Inaugurado en 2009, el museo rinde tributo a la grandeza del fútbol sudamericano, a sus torneos emblemáticos y a las leyendas que dejaron una huella imborrable a nivel mundial.
El museo está abierto desde el 2009, y fue avanzando con unas cuatro remodelaciones, la última en marzo de 2025, tomando un tono más moderno y vanguardista, con la implementación de mejoras tecnológicas que hoy permiten compartir con el público su gran archivo de jugadas.
Gracias a pantallas interactivas, los visitantes pueden seleccionar y revivir las finales de las copas libertadores, fotografías y rememorar la alineación de cada equipo. La tecnología, en tanto, no roba la magia de la esencia histórica del fútbol sudamericano.
El local cuenta con dos niveles y propone un recorrido dinámico e interactivo. En la primera parte, se destacan los clubes de los países que integran la Conmebol.
“Tenemos una figura de cada país. Son 10 países y esta es la primera parte, donde están cinco: Brasil, Venezuela, Paraguay, Uruguay y Argentina”, explica el guía Alberto Benítez. Cada club puede explorarse a través de pantallas que permiten conocer su historia con solo pulsar sobre la imagen.
El recorrido continúa con el espacio dedicado a las selecciones nacionales y a los grandes torneos, como la Copa América y la Copa Libertadores, esta última con el detalle de sus 18 ganadores.
JOYAS ÚNICAS Y SU LLEGADA AL MUSEO. La primera remera de Maradona, la prenda que usaba el gran Arsenio Erico son algunas de las piezas centrales del Museo, que se encuentran entre una amplia galería de casacas oficiales.
Las piezas –según refiere Benítez– llegaron gracias a directivos de los clubes principalmente, pero las de colección también provienen de coleccionistas privados. Para la remera de Maradona se tuvo que recurrir a un familiar, según desliza Benítez durante el recorrido.
Se suma también el traje que usó Pelé para una final de la Copa Libertadores de 1959, disputada en Argentina.
Sobre el gran archivo viviente con la vidriera de casacas de los principales clubes de la región, Benítez refiere que existe un gran trabajo de compilación, ya que se encuentran piezas como la casaca de Uruguay de la primera Conmebol Copa América de 1916. También se suman la Copa Libertadores, una réplica de la Copa del Mundo, y recuerdos del Mundial de 1930.
JUZGÁ LA JUGADA. Una de las áreas que más llaman la atención del público es el VAR, este espacio incorporado en el fútbol donde el árbitro puede rever una jugada, en una pantalla igual a la que se inspecciona en cada partido, el visitante puede ver la jugada elegir los distintos ángulos y finalmente elegir si se trata de posición adelantada, penal o alguna falta. El dispositivo permite que el visitante, al escoger, determine si fue una decisión que coincide con la tomada en el partido real.
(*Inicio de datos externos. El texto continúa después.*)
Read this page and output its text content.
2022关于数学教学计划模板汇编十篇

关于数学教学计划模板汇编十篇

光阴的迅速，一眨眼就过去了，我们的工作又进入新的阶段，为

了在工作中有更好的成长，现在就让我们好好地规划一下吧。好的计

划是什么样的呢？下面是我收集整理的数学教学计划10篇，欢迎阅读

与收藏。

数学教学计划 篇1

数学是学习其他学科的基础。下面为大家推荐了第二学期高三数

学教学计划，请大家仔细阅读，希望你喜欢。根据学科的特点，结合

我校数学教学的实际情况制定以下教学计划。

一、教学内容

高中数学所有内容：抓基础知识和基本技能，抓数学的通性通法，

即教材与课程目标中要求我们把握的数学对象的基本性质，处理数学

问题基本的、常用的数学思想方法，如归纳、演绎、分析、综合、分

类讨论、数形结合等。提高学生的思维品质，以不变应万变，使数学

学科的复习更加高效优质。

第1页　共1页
“Tratamos de que la gente vea cómo se maneja el VAR dentro de la cancha, no solo lo que aparece en la televisión”, señala Benítez.
El museo recibe en promedio a unas 1.500 personas por semana, con una fuerte presencia de visitantes extranjeros, aunque también acuden muchas familias paraguayas. El acceso es sencillo, no se requiere reserva previa ni hay límite de personas por grupo. “El acceso es libre y gratuito. Uno llega, se registra en recepción y luego ya iniciamos el recorrido”, explica el guía.
Como parte de su estrategia para acercarse aún más a los fanáticos, la Conmebol lanzó en octubre la cuenta oficial de Instagram @museoCONMEBOL, dedicada exclusivamente a difundir contenidos, actividades e información del museo, complementando la experiencia presencial con una propuesta digital.
El recorrido culmina con la proyección de un material audiovisual sobre la historia del fútbol, su ingreso a Latinoamérica y la potencia y tono que tomó desde este punto del planeta para su significancia en el mundo.